Немного успокоившись, Дин спустился на лестничную площадку; встав к окну, закурил.
Сквозь грязное стекло пробивался свет фонаря. Снова пошел дождь, разбиваясь о карниз, капли маленькими брызгами скатывались по пыльному стеклу. С другой стороны окна их маленькие тени спешили по подоконнику к ним навстречу, постепенно растворяясь в длинной тени рамы.
Дин заметил маленькую бабочку, не сумевшую вовремя выбраться из стеклянного плена. Она висела, слегка покачиваясь, на такой же безжизненной пыльной паутинке вместе с мелкими листочками, окурками и прочим мусором, несколько лет копившимся между рамами.
Дин вновь подумал о матери. Если бы он мог отдать все, что у него есть, чтобы помочь ей, он без сомнений бы это сделал. Да и что останется в его жизни, если в ней не станет ее.
Он вгляделся во тьму за окном. Если ее не станет, не станет и любви, чего-то последнего, что согревало его, и останется лишь эта ночь вперемешку с дождем, одиночеством и, как следствием, свободой. «К черту такую свободу!» — выругался он, вздрогнув от звука собственного голоса, эхом прокатившегося по подъезду. Дин всматривался в окна домов, освещенные ярким светом. Там, за ними, было тепло, люди на кухнях пили чай, ложились спать, там, за окнами, было простое человеческое счастье, и он не понимал, как можно добровольно отказаться от такого сокровища! Волна злобы подкатила к горлу. Он не знал, на что злиться. Дом показался вдруг давно затопленным сооружением на дне ночного водоема. И где-то вверху, над его головой проплывают рыбы, и выше расходятся круги от брошенного кем-то камня, а еще выше небо и теплые кухонные звезды лампочек в чьих-то теплых квартирах. А он здесь. И никто-никто не знает о нем. Он вынужден был научиться дышать черной водой, чтобы остаться живым, у него просто не было другого выхода!
— Я же уже просто гулять разучился! — процедил Дин сквозь зубы. И правда, он уже столько раз не имел возможности куда-либо пойти, часами околачиваясь в подъездах, когда не получалось уснуть от холода, что теперь ему осточертело бесцельно шляться по улицам, он уже не мог этого делать, слишком долго не имея альтернативы.
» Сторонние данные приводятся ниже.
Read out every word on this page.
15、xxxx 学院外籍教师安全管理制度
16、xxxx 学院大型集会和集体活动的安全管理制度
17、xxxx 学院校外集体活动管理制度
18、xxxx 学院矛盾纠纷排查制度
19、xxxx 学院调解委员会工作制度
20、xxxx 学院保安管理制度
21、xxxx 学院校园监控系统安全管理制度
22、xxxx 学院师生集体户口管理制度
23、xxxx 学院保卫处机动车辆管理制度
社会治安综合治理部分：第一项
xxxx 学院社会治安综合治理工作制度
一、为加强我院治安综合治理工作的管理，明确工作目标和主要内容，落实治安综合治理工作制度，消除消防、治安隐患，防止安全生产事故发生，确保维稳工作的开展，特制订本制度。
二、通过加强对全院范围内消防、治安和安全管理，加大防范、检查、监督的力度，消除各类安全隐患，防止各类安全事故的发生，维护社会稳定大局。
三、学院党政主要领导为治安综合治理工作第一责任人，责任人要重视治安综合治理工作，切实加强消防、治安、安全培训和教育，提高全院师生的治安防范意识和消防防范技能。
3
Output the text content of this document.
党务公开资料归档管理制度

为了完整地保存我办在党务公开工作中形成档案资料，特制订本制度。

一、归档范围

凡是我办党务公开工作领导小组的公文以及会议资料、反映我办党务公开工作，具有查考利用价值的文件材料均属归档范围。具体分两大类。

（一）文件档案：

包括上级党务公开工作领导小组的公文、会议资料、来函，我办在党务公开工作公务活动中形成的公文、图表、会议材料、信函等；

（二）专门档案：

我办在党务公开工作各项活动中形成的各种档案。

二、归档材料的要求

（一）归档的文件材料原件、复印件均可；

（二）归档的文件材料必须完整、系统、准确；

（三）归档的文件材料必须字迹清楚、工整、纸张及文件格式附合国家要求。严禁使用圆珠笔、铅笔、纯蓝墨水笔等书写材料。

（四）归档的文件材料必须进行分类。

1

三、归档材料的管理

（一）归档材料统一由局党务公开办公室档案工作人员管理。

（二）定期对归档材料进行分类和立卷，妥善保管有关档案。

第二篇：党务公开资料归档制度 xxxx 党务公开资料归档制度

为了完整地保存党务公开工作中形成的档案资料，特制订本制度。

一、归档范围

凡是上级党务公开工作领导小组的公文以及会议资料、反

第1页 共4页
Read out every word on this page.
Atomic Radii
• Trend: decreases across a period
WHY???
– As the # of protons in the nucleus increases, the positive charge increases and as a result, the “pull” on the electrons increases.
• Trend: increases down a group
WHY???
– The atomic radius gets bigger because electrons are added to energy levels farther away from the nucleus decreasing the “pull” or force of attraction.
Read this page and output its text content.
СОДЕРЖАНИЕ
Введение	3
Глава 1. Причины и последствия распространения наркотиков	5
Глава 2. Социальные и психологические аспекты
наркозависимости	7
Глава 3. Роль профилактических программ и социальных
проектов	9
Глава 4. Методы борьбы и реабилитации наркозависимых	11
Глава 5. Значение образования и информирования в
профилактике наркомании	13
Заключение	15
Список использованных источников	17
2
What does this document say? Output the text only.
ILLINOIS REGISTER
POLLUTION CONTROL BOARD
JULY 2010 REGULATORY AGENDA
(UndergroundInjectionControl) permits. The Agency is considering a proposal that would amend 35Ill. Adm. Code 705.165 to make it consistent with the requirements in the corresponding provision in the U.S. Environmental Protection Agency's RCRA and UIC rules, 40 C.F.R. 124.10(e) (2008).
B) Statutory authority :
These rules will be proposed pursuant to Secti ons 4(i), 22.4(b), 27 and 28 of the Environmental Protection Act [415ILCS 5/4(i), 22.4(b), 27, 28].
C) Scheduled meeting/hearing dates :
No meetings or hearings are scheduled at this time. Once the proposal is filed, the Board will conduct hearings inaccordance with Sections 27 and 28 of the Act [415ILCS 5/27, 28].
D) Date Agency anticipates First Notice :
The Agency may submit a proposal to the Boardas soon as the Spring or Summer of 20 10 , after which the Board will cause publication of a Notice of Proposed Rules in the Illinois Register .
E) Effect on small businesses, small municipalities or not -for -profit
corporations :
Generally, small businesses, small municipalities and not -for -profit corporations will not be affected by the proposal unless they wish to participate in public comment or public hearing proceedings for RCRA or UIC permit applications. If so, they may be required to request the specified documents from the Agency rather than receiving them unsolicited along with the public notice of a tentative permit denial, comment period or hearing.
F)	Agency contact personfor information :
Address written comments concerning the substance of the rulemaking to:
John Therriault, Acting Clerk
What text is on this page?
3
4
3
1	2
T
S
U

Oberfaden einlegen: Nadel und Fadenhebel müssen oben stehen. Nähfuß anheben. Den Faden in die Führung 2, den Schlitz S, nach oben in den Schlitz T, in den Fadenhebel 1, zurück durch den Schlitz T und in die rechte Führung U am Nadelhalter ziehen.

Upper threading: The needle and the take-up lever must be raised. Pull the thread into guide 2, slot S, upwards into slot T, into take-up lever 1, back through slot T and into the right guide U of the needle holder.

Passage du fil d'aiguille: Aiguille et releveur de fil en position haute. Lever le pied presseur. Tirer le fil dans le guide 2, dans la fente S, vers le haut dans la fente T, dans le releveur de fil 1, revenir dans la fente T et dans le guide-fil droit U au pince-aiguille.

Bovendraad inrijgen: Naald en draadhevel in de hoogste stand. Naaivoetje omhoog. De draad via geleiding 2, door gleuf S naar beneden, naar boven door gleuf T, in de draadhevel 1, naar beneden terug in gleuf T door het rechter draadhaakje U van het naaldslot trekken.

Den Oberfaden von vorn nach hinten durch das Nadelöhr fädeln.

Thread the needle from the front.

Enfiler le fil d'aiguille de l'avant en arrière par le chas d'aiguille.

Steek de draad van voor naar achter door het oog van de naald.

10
— Стоит ли того эта свобода? — вслух спросил он сам себя. — Неужели мы свободны лишь от собственного счастья, от близких, любящих людей! Ведь это, пожалуй, единственное, что еще держит нас на плаву! То, что еще может спасти, среди всей грязи этой жизни, арматура в цементе этого мира, которая еще не дает ему раскрошиться, как этот проклятый дом!
Едкий дым оборвал его мысли. Закашлявшись, он посмотрел на окурок, першило в горле. Задумавшись, Дин совсем забыл о нем, теперь же уголек, тлея, лежал на подоконнике, в руке остался только оплавленный фильтр. Взглянув на мертвую бабочку, Дин выбросил фильтр в окно. Ударившись о карниз, тот вместе с каплями дождя исчез внизу.
Развернувшись, Дин прошлепал по лестнице в квартиру. Взяв телефонную трубку, набрал Пиццын номер. Сперва на том конце провода слышалось неясное бормотание, лишь через несколько минут раздалось более вразумительное «алло».
— Пицца? Алло? Пицца, от чего мы свободны?
— Чего? Дин, ты, что ли, че тебе не спится, дураку?
— От чего мы свободны, разве не от наших же семей?
— Жениться собрался? — сонно спросил Пицца, зевая. — А деньги у тебя есть?
— Да я серьезно! — угрожающе зашипел в трубку Дин.
— И я серьезно! Свободны мы от общества! Устроит?
— Да общество-то счастливо, а мы нет! Почему бы и нам не стать им?
Послышалось щелканье зажигалки, потом характерное Пиццыно «твою мать!» Видимо, тот снова опалил себе ресницы.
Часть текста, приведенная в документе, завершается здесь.